Immediately after Edgar, a listless post-college journalist with few bylines to his name, returns to his off-campus apartment-cum-hovel in Binghamton, New York, his face bloodied, his first proclamation to his bewildered roommate Vinny is that he understands the oppression of his black attackers as members of a culture that he paints in broad brushstrokes as one longing to strike back against those with the upper hand in society.
His is an interesting pronouncement, made in the first scene of Asuncion, the new comedy written by and starring (as Edgar) film actor Jesse Eisenberg, an Oscar nominee for his portrayal of Facebook co-founder Mark Zuckerberg in the film The Social Network, who is making his playwriting debut.
This production, presented by Rattlestick Playwrights Theater, a reliable purveyor of interesting new writing who have rightfully championed Mr. Eisenberg’s foray into theatre writing, is most notable because of how its central character finds his prejudices flipped on their heads as the play’s premise evolves.
We soon learn that Edgar’s roommate Vinny, a white Africanist who was Edgar’s T.A. in college, is both the epitome of laid-back academia and a controlling force in Edgar’s life, a sort of idol to him as a functioning (well, barely) member of society.
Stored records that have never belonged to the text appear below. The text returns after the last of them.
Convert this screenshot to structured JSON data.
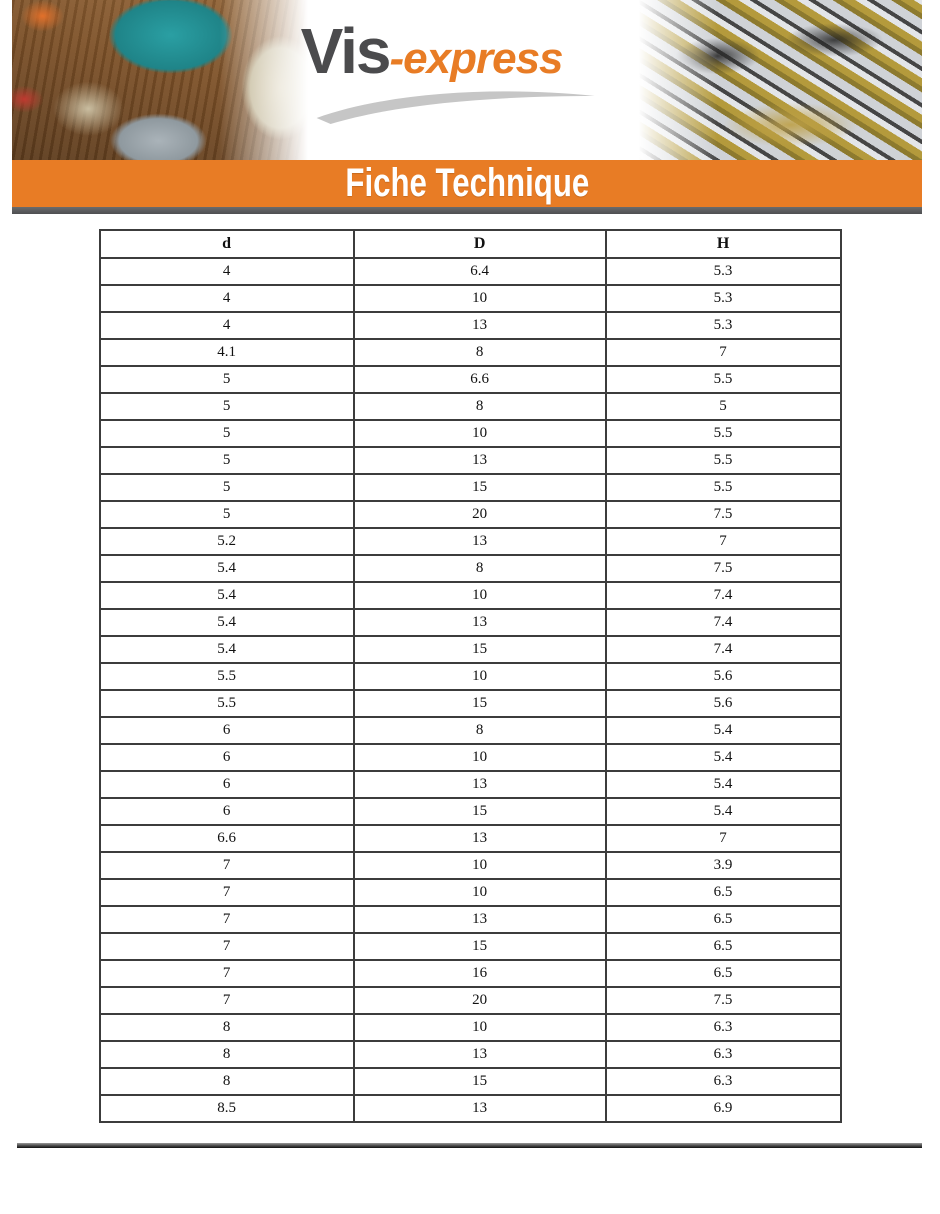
{
  "logo": {
    "part1": "Vis",
    "part2": "-express"
  },
  "banner": {
    "title": "Fiche Technique"
  },
  "header_images": {
    "left": "workbench-with-screw-organizer-photo",
    "right": "pile-of-screws-photo"
  },
  "colors": {
    "accent_orange": "#E87C25",
    "divider_gray": "#58595B",
    "logo_gray": "#4B4B4D",
    "swoosh_gray": "#C6C6C6",
    "table_border": "#3C3C3C"
  },
  "table": {
    "headers": [
      "d",
      "D",
      "H"
    ],
    "rows": [
      [
        "4",
        "6.4",
        "5.3"
      ],
      [
        "4",
        "10",
        "5.3"
      ],
      [
        "4",
        "13",
        "5.3"
      ],
      [
        "4.1",
        "8",
        "7"
      ],
      [
        "5",
        "6.6",
        "5.5"
      ],
      [
        "5",
        "8",
        "5"
      ],
      [
        "5",
        "10",
        "5.5"
      ],
      [
        "5",
        "13",
        "5.5"
      ],
      [
        "5",
        "15",
        "5.5"
      ],
      [
        "5",
        "20",
        "7.5"
      ],
      [
        "5.2",
        "13",
        "7"
      ],
      [
        "5.4",
        "8",
        "7.5"
      ],
      [
        "5.4",
        "10",
        "7.4"
      ],
      [
        "5.4",
        "13",
        "7.4"
      ],
      [
        "5.4",
        "15",
        "7.4"
      ],
      [
        "5.5",
        "10",
        "5.6"
      ],
      [
        "5.5",
        "15",
        "5.6"
      ],
      [
        "6",
        "8",
        "5.4"
      ],
      [
        "6",
        "10",
        "5.4"
      ],
      [
        "6",
        "13",
        "5.4"
      ],
      [
        "6",
        "15",
        "5.4"
      ],
      [
        "6.6",
        "13",
        "7"
      ],
      [
        "7",
        "10",
        "3.9"
      ],
      [
        "7",
        "10",
        "6.5"
      ],
      [
        "7",
        "13",
        "6.5"
      ],
      [
        "7",
        "15",
        "6.5"
      ],
      [
        "7",
        "16",
        "6.5"
      ],
      [
        "7",
        "20",
        "7.5"
      ],
      [
        "8",
        "10",
        "6.3"
      ],
      [
        "8",
        "13",
        "6.3"
      ],
      [
        "8",
        "15",
        "6.3"
      ],
      [
        "8.5",
        "13",
        "6.9"
      ]
    ]
  }
}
When Edgar’s brother Stuart, a Wall Street suit, arrives on their doorstep to announce that he’s recently been married and that his new wife needs to stay with them for a few days, Edgar, himself hesitant about the situation, expects Vinny to disapprove but soon finds that he and Vinny are both happy enough to bask in the positive energy of Asuncion, Stuart’s beautiful Filipino bride.
The arrival of Asuncion gives momentum to Mr. Eisenberg’s play. At first, Edgar and Vinny barrage her with questions – where is she from, what language does she speak? Edgar soon turns suspicious – why, he wonders, would his brother be in such a hurry to hide her away if they weren’t in some grave danger, on the lam from some dreadful crime? As he begins to develop a harebrained scheme of writing a journalistic piece about her life as a mail-order bride (an assumption he’s too proud to ask Asuncion to confirm), Vinny on the other hand develops a casual friendship with her that makes Edgar ever more jealous.
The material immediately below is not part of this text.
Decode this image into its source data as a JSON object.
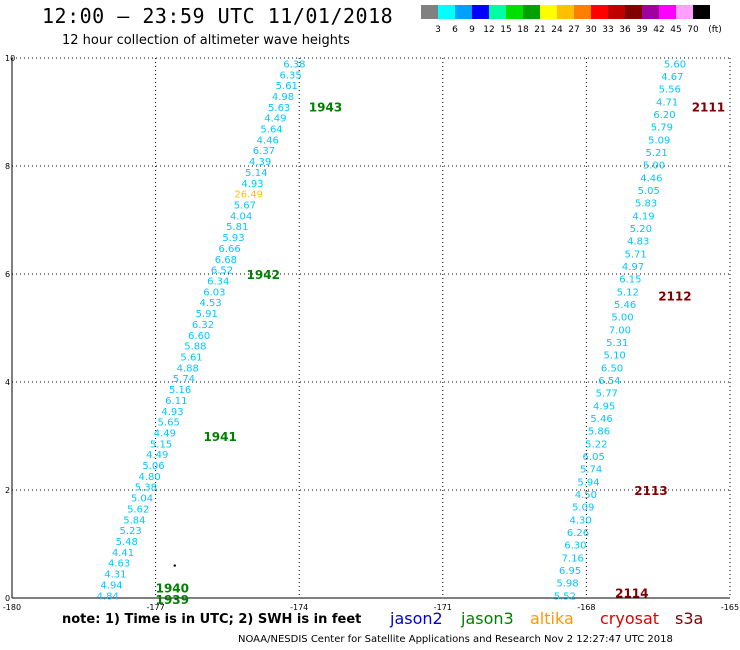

Things eventually reach a breaking point when Edgar’s machinations are revealed and the ignorance of his assumptions is revealed in stark contrast with his earlier pronouncements on the subject of race. Simultaneously with this revelation comes the straining of Vinny and Edgar’s friendship, stretched to its quasi-homoerotic limits by the jealousies that arise due to Asuncion’s stay in their shabby home.
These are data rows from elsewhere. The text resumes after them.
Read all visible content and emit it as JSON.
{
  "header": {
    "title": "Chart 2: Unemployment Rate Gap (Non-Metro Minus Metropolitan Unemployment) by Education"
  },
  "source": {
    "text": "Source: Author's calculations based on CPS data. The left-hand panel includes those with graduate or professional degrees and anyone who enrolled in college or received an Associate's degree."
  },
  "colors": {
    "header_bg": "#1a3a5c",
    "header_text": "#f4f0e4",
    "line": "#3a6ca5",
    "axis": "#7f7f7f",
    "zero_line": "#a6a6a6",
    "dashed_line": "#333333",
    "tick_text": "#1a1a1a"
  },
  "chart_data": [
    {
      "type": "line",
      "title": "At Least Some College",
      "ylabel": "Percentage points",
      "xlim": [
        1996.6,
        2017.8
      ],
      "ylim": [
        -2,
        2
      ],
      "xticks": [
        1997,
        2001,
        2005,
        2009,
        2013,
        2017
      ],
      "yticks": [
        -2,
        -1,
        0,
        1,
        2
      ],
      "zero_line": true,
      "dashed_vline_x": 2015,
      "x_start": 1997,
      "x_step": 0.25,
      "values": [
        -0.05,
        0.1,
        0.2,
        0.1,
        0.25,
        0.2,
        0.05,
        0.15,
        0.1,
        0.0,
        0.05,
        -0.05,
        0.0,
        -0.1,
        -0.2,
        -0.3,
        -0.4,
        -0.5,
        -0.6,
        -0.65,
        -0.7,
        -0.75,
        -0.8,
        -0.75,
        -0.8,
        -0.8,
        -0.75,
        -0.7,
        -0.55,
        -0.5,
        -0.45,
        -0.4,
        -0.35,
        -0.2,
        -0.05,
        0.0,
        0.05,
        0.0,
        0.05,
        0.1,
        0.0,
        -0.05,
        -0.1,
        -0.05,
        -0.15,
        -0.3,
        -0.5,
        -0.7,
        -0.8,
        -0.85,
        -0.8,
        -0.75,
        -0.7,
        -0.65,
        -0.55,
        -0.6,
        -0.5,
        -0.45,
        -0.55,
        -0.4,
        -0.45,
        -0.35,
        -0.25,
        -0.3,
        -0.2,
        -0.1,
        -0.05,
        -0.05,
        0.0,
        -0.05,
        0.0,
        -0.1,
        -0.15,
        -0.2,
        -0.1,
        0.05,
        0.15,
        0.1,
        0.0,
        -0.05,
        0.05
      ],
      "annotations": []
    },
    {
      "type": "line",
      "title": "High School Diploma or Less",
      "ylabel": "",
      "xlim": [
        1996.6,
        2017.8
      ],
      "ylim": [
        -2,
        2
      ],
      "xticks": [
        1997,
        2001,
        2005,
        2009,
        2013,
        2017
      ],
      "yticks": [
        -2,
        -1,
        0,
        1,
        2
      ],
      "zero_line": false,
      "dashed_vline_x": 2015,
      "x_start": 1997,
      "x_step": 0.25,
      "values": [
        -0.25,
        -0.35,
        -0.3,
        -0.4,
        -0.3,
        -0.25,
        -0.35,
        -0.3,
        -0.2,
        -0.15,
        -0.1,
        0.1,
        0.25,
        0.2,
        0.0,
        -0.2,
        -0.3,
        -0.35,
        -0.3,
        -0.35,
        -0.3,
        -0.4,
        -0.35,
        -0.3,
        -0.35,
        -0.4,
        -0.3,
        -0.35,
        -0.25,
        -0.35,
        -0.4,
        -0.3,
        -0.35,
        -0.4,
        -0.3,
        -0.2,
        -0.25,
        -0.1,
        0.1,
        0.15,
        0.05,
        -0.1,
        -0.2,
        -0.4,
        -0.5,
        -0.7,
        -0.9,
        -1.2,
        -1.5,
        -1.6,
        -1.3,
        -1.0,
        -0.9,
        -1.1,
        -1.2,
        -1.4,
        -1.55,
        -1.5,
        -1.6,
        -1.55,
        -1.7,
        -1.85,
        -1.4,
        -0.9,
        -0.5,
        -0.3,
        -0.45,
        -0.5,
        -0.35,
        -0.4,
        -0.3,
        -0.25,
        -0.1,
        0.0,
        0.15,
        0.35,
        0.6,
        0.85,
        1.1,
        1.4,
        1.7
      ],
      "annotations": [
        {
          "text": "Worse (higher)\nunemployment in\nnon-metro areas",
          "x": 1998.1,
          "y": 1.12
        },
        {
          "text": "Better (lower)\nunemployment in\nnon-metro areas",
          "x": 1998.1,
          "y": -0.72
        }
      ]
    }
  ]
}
Eisenberg, whose character is the center of the play and yet an oddly inert one, has carved himself here a Woody Allen-esque presence as both writer and actor. The play is consistently funny and his character is casually, caustically funny. As an actor, he’s matched by Justin Bartha, who exudes a confident stoner-sexy vibe as Vinny and provides the perfect foil for Eisenberg’s determinedly not fun characterization of Edgar, who’s painted as the ultimate wet blanket.
Remy Auberjonois is fine in the supporting role of Stuart, and Camille Mana shines as Asuncion, whose nickname is “Sunny” and who adds a ditzy but decidedly real center to the piece that keeps the ideological arguments raised firmly grounded in the concerns of real-life characters.
Asuncion, it should be noted, is by no means a life-altering piece of theatre. Its aims are fairly unambitious, and the play serves mainly as a character study. Occasionally it feels like a prolonged comedy sketch, but it also maintains a sense of levity and genuine humor that keeps the play from losing its edge and maintains an audience’s interest throughout.
Directed assuredly by Kip Fagan, a Rattlestick veteran, the play moves briskly toward its semi-profound (yes, only semi-) conclusion and represents a promising playwriting debut for Jesse Eisenberg, whose next theatrical outing will undoubtedly be hotly anticipated – and rightfully so.